Some of the strongest data confirming that long non-coding RNAs are actively involved in cancer, rather than just carried along for the ride, come from prostate cancer. When prostate cancer begins to develop, its growth depends on the male hormone, testosterone. Testosterone binds to a receptor and this leads to activation of various genes that promote cell proliferation. Testosterone binding to its receptor is like you putting your foot down on the accelerator pedal of your car. Prostate cancer is initially treated using drugs that stop the hormone binding to its receptor. This is like having something between your foot and the accelerator pedal, so that you can’t press down on it to make the car go faster.

But over time, the cancer cell frequently finds a way around this. The hormone receptor finds ways of activating genes irrespective of whether there is testosterone around or not. It’s as if someone has put a bag of sugar on top of the accelerator. The pedal is always pressed down and speeding up the car, even if you have your feet on the dashboard. Two long non-coding RNAs that are highly over-expressed in aggressive prostate cancer have been shown to play a critical role in this process.
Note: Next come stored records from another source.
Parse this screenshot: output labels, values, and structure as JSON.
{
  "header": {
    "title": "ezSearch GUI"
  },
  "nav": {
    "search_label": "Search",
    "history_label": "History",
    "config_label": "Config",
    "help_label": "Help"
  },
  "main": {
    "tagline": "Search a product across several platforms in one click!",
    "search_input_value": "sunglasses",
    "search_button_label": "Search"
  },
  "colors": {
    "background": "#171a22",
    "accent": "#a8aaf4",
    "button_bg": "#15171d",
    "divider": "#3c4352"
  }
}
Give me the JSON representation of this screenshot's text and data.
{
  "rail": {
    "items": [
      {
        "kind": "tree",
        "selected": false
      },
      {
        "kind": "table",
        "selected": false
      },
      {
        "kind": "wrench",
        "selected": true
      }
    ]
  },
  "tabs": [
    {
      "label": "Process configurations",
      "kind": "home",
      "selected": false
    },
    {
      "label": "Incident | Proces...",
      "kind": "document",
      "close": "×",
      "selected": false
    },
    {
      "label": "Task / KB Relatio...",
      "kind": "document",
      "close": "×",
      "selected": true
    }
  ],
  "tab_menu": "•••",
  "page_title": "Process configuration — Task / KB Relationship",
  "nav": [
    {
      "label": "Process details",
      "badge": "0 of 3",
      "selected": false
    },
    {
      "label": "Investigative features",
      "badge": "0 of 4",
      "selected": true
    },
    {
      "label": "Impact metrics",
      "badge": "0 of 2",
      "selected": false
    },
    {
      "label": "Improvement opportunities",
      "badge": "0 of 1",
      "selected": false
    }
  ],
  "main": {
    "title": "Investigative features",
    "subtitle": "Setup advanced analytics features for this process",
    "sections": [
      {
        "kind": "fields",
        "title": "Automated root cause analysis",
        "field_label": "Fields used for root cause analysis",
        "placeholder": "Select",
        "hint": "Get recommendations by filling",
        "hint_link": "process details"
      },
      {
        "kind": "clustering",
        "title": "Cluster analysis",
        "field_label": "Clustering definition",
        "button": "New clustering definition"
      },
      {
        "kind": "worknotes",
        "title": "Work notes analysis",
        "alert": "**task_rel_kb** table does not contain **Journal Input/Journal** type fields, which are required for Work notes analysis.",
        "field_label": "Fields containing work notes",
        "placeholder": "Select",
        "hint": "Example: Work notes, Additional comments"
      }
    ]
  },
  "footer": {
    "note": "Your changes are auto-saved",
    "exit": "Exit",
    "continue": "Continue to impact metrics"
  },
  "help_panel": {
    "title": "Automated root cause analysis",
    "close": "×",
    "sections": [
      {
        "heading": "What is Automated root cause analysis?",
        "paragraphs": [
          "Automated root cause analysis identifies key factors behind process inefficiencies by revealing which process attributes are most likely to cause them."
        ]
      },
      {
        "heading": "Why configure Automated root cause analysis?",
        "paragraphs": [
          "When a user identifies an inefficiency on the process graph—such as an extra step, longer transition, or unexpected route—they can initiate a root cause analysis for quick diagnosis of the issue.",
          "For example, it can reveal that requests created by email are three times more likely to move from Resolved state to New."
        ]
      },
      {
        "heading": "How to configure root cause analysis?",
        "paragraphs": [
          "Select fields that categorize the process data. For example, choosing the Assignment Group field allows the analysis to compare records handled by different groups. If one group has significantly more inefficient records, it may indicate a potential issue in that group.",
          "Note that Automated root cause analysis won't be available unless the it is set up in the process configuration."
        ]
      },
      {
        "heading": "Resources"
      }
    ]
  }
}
They assist the receptor, driving gene expression even when there is no hormone around, and accelerating cell proliferation. They play the role of the bag of sugar in the car simile. If expression of these specific long non-coding RNAs is knocked down in cancer models, the tumours show a really dramatic decrease in growth, supporting the critical role of these molecules.^{156}

Another long non-coding RNA has also been implicated in prostate cancer. The higher the levels of this long non-coding RNA, the more aggressive the cancer, the shorter the recurrence time after treatment and the greater the risk of death. Knockdown of this long non-coding RNA has a similar protective effect in cancer models to that described above, but in this case the effects do not seem to be due to interactions with the testosterone receptor.^{157} This indicates that long non-coding RNAs may affect cancer progression in different ways, even in one tumour type.